The loss includes impairments of $3.924 billion before tax ($2.761 billion after tax), mainly relating to Cooper Basin gas producing assets, GLNG assets and Gunnedah Basin assets.

Underlying net profit was 91% lower than the previous year at $50 million. Sales revenue decreased by 20% to $3.2 billion, primarily due to a 48% drop in the average realised oil price in 2015.

As expected, Santos has started on the road to lower dividends.

The fully franked dividend of 5 cents per share declared today is down two thirds from the 15 cents of the year before.

The full year payout is 20 cents, down from 35 cents.

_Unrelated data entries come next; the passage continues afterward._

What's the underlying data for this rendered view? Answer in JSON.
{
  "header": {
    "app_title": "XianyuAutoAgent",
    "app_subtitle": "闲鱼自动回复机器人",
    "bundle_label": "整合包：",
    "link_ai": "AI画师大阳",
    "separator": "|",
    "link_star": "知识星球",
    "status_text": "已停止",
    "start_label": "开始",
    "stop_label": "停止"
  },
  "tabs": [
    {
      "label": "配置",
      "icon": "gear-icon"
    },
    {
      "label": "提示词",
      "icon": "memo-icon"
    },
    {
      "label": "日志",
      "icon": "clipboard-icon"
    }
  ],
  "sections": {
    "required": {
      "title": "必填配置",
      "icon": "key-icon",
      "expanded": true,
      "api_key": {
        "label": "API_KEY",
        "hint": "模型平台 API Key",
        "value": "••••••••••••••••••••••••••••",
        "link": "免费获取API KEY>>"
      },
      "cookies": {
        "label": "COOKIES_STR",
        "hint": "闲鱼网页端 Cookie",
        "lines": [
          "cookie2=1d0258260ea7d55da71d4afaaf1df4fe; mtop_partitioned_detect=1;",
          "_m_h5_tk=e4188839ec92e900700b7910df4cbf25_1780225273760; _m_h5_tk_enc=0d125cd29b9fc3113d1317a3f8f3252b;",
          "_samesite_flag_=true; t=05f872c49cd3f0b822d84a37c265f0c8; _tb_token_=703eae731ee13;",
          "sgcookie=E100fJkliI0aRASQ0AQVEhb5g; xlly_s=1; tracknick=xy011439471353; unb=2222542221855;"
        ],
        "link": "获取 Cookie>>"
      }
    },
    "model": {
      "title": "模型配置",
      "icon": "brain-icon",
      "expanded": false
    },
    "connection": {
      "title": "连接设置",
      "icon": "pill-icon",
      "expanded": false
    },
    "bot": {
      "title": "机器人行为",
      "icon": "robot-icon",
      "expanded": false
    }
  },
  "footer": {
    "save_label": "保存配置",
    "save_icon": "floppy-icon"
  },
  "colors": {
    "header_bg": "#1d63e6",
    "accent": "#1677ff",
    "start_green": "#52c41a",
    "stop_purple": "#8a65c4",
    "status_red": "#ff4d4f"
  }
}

And the company has a new dividend framework which sets a payout ratio, expected to be a minimum of 40%, against underlying profit.

Other big miners have signalled to shareholders that payouts won’t be as generous.

Rio Tinto last week maintained its dividend, at 215 US cents steady on last year, but abandoned its progressive dividend policy, meaning it is unlikely to keep payouts at that level.

Instead, it will set a rate at the end each financial period taking into account the results for the year, the outlook for major commodities, the long-term growth prospects and the company’s objective of maintaining a strong balance sheet.

The dividend policy of Rio Tinto and its main competitor, BHP Billiton, have made the stocks attractive to investors seeking revenue, rather than capital gains.

Santos, like most resources companies, has been cutting costs, trying to catch commodity prices as they keep falling and make up the shortfall by producing more.

The company has raised $3.5 billion to reduce debt, increased production to 57.7 mmboe (million barrels of oil equivalent), its highest production since 2007, reduced capital expenditure by 54% to $1.7 billion, lowered production costs per barrel by 10% to $14.4 and saved $160 million by cutting 825 jobs.

The new CEO, Kevin Gallagher, who started work on February 1 after heading engineering services group Clough, says his priority is to put in place the right strategy to make Santos sustainable in a low oil price environment while positioning the company to take advantage when commodity prices eventually rise.